When Hope shared her story on Instagram many came forward to not only praise her bravery but to relay their own stories of involvement in the church; ‘the students that have been recruited have lost touch with their families and friends… It must be heartbreaking to send your child to university for you to lose them to cultic groups.’
I asked what universities should be doing to tackle deceptive church recruitment on campus. ‘Universities should educate students on cultic groups… because of lack of education on these things, there has been a rise on the number of students being recruited’.
One high-profile and tragic case involving such exploitative and controversial churches is that of Joy Morgan. Also a midwifery student, Joy studied at the University of Hertfordshire before she was murdered by Shohfah-El Israel. Israel was a member of the controversial Israelite Church of God in Jesus Christ (IUIC) she had joined as a student.
When interviewed by the BBC Joy’s mother described how her views became increasingly extreme: ‘the moment she started getting more and more into the church it was unbearable… We were dirty people because we had not converted to the faith. That meant we were sinners. She would make you feel like you were diseased. That’s how bad it was.’ Joy’s world became increasingly insular in the lead up to her murder in December 2018.
Since Joy’s passing and the subsequent trial, attention has been directed to not only the press and church’s failings but the university’s too as students accused them of not doing enough to raise the alarm once Joy had gone missing.

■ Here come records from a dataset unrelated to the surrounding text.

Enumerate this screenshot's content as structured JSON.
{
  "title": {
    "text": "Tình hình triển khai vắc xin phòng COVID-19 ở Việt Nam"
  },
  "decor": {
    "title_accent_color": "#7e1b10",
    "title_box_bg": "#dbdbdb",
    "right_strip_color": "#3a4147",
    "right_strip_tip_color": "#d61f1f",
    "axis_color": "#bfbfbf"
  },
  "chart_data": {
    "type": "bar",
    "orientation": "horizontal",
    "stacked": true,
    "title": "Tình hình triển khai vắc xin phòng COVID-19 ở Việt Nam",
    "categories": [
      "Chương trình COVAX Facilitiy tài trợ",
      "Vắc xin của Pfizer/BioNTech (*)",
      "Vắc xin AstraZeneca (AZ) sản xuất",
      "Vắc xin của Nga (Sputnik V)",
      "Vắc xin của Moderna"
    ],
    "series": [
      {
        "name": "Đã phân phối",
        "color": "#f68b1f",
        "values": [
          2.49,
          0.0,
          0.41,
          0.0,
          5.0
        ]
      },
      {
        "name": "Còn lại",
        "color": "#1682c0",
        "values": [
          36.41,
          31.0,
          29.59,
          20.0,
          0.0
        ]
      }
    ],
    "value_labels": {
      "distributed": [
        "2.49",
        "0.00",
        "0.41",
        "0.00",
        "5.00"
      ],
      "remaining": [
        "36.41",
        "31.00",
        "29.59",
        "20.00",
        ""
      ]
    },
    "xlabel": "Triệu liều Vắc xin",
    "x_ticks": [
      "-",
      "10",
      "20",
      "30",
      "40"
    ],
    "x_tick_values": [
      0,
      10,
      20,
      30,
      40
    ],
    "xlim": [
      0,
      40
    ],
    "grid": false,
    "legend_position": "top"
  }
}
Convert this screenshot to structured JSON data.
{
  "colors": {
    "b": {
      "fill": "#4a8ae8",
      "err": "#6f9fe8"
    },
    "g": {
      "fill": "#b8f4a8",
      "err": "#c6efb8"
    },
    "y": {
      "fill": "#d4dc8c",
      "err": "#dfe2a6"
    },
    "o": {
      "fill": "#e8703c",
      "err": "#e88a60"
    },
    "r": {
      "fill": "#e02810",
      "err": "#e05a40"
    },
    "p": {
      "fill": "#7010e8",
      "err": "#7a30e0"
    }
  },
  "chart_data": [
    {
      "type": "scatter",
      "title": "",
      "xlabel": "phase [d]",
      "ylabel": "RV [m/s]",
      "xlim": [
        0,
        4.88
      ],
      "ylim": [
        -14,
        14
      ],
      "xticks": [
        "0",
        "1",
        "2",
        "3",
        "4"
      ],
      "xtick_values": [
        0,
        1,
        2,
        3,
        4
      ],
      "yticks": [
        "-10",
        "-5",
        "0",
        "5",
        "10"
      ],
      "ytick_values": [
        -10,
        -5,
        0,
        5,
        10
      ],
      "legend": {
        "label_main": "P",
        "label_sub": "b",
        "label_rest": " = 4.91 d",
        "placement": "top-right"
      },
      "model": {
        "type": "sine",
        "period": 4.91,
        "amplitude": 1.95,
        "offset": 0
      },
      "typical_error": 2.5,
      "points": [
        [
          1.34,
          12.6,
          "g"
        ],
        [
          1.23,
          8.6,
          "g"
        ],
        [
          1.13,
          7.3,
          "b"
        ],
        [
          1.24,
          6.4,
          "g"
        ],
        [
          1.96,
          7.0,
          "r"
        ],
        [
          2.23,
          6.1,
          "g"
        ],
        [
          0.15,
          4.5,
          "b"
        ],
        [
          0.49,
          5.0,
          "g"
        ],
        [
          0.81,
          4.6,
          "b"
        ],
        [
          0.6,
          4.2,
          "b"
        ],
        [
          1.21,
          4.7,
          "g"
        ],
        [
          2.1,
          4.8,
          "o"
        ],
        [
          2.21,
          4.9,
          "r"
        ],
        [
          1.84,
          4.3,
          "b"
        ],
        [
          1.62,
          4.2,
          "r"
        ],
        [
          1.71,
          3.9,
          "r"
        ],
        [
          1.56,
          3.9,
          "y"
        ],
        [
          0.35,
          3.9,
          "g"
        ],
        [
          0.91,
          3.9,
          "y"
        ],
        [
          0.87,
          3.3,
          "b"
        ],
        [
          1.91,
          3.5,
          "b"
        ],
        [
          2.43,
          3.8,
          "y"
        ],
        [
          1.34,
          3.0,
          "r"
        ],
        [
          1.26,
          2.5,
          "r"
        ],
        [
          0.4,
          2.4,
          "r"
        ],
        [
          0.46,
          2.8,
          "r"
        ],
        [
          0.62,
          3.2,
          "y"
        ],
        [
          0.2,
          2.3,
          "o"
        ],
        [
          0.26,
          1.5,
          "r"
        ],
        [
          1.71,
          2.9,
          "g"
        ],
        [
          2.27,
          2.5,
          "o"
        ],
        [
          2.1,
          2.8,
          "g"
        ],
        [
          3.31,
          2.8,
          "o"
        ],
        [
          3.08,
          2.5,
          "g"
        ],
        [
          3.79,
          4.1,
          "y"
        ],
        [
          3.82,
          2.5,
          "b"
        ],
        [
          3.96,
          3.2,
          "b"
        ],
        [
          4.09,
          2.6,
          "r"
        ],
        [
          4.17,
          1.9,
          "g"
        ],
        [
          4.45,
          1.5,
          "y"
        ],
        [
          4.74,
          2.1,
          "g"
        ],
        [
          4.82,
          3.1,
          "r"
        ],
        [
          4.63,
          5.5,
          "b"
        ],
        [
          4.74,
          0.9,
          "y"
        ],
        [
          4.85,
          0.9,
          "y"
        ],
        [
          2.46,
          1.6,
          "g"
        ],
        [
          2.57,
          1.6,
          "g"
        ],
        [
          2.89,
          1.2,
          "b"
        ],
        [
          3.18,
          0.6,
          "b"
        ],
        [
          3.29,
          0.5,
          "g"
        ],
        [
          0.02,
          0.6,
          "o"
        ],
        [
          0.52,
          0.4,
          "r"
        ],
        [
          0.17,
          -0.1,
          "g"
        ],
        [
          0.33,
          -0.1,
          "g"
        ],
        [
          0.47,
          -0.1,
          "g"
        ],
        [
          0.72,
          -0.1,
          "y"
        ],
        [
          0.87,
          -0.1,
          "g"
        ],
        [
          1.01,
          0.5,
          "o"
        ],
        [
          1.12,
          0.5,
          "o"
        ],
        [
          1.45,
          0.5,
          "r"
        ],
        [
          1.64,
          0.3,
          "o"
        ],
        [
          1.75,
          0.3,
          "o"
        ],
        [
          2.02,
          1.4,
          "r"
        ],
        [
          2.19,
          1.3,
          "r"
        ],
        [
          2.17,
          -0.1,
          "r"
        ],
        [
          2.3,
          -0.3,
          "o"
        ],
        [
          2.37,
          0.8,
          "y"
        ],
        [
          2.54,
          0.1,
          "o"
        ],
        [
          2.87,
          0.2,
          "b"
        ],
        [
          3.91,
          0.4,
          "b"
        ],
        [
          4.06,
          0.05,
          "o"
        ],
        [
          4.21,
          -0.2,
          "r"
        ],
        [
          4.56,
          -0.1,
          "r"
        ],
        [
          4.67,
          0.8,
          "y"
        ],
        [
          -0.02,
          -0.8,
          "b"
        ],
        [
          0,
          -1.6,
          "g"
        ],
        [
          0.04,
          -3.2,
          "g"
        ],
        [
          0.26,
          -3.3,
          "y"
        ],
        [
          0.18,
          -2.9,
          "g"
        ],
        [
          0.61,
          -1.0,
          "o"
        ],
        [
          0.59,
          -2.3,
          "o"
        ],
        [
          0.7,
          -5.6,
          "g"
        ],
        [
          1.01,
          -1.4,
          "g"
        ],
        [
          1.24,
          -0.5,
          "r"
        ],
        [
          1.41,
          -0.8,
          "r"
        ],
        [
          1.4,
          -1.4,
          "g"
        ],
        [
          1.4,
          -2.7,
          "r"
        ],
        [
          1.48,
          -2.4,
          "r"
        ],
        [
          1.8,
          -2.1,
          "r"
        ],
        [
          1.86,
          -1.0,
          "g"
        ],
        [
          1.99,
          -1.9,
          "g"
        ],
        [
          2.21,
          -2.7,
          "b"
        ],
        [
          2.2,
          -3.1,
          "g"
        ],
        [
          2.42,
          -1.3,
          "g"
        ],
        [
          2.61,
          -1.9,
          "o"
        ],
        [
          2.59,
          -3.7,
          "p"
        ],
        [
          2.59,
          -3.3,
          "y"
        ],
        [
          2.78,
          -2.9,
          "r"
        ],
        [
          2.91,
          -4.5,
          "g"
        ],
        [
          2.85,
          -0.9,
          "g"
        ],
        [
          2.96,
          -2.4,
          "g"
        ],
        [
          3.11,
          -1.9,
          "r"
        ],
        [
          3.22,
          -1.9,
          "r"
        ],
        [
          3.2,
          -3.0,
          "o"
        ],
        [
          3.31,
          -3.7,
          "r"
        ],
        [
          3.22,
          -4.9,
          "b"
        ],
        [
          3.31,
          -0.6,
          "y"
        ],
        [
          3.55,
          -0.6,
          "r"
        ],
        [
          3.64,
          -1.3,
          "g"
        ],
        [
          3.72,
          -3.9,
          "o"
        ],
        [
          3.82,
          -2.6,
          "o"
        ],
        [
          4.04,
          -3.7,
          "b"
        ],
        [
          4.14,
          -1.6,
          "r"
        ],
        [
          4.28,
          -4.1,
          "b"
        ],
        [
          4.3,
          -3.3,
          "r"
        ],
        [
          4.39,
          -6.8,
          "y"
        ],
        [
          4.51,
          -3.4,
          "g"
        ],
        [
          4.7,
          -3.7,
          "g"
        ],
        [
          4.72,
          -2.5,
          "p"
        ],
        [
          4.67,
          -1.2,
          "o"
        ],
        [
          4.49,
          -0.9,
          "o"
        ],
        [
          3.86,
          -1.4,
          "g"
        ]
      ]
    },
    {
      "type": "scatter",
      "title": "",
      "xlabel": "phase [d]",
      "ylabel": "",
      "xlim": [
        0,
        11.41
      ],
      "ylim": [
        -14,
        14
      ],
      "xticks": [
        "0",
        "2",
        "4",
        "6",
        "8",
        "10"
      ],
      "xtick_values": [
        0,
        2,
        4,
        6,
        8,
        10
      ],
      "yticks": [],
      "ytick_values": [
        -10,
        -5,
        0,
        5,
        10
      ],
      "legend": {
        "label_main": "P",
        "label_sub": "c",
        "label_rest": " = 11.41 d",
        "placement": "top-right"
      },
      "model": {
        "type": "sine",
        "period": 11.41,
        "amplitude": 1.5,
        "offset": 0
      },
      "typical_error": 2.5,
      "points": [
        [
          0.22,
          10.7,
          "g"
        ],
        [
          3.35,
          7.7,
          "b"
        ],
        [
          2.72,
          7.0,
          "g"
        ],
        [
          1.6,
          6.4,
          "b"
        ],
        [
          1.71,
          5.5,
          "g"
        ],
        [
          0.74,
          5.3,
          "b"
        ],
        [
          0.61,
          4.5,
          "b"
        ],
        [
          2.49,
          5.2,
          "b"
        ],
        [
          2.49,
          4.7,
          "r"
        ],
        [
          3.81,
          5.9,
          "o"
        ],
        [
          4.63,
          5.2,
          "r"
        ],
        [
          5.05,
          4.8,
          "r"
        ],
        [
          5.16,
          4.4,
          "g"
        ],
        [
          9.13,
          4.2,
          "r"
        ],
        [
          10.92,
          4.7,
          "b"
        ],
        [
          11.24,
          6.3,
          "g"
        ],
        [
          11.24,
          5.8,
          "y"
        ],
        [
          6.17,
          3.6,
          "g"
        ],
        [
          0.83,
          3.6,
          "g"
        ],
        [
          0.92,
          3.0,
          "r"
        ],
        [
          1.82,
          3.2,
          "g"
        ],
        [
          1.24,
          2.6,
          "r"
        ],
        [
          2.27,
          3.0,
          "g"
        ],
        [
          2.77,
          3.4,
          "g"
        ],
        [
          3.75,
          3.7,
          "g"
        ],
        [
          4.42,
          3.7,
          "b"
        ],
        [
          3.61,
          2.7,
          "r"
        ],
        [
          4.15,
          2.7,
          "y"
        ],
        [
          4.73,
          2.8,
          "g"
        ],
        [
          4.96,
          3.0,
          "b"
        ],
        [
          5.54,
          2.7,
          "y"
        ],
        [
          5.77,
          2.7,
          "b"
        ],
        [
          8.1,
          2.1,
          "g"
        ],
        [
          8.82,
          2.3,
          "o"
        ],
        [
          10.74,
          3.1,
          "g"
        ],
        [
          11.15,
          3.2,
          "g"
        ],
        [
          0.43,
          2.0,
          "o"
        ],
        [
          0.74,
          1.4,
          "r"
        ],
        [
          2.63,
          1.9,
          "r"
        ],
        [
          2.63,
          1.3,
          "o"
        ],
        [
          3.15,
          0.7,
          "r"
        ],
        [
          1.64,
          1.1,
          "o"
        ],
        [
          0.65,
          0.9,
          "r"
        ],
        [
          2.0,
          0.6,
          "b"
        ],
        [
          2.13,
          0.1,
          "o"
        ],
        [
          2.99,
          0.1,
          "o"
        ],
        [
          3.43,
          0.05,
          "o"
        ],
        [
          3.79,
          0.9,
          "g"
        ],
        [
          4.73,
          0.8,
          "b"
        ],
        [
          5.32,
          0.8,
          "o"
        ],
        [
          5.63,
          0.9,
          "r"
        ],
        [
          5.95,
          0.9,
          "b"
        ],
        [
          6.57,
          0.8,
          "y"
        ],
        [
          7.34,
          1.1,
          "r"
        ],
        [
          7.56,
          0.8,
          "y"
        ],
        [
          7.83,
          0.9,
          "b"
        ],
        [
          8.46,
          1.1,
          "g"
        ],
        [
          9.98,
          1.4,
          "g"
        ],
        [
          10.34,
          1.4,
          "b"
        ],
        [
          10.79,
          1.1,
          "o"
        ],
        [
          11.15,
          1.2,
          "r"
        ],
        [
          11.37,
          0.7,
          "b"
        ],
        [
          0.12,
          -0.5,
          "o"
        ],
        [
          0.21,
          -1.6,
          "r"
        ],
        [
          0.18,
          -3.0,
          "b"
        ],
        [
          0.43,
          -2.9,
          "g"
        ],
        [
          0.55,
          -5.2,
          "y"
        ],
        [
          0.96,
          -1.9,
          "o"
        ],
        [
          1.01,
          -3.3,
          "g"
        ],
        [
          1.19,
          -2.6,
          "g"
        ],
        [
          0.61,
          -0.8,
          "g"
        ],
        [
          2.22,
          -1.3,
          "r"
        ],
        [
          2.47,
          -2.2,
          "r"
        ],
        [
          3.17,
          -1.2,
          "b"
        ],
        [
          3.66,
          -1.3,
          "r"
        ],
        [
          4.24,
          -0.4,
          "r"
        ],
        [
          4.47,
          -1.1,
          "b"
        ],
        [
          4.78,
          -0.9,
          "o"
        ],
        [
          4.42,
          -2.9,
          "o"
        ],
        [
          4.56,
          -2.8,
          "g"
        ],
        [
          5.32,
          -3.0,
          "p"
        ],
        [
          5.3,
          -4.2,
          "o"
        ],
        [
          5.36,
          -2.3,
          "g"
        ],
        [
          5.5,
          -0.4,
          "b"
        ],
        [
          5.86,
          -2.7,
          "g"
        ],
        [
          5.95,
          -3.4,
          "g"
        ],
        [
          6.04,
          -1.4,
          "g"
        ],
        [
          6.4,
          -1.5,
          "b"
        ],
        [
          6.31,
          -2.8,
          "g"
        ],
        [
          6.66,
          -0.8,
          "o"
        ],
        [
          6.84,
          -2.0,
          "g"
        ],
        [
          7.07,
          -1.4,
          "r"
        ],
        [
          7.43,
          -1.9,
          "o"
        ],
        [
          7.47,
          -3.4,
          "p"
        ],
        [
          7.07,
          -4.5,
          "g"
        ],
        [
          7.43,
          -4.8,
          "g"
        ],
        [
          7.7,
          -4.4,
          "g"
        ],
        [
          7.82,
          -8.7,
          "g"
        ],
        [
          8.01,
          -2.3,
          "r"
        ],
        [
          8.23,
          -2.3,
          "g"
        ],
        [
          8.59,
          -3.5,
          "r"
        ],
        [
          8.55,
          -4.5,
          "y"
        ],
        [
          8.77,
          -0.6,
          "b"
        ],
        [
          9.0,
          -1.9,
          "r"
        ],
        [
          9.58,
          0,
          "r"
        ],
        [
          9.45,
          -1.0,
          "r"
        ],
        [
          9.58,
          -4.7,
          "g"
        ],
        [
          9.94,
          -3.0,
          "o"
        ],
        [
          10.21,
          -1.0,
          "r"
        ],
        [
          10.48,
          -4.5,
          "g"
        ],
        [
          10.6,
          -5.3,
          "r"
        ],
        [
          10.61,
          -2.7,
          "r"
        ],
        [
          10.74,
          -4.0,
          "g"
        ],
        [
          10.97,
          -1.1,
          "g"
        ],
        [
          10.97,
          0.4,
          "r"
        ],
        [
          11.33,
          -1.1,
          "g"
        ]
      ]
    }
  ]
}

Hope’s story is not uncommon but is under-represented in the messaging students receive when starting university. Joy’s case proves that this messaging is not only vitally important but potentially lifesaving. The seemingly innocent invitations, the offer of a listening ear and endless attention and encouragement are all deceptive tactics recruiters from such churches weaponise against their targets.
Only through detecting these patterns of behaviour and exposing them for what they are can progress be made. More must be done to facilitate open and engaged discussion about the threat to student’s well-being posed by exploitative churches. Amplifying stories like Hope’s are only the beginning of this conversation.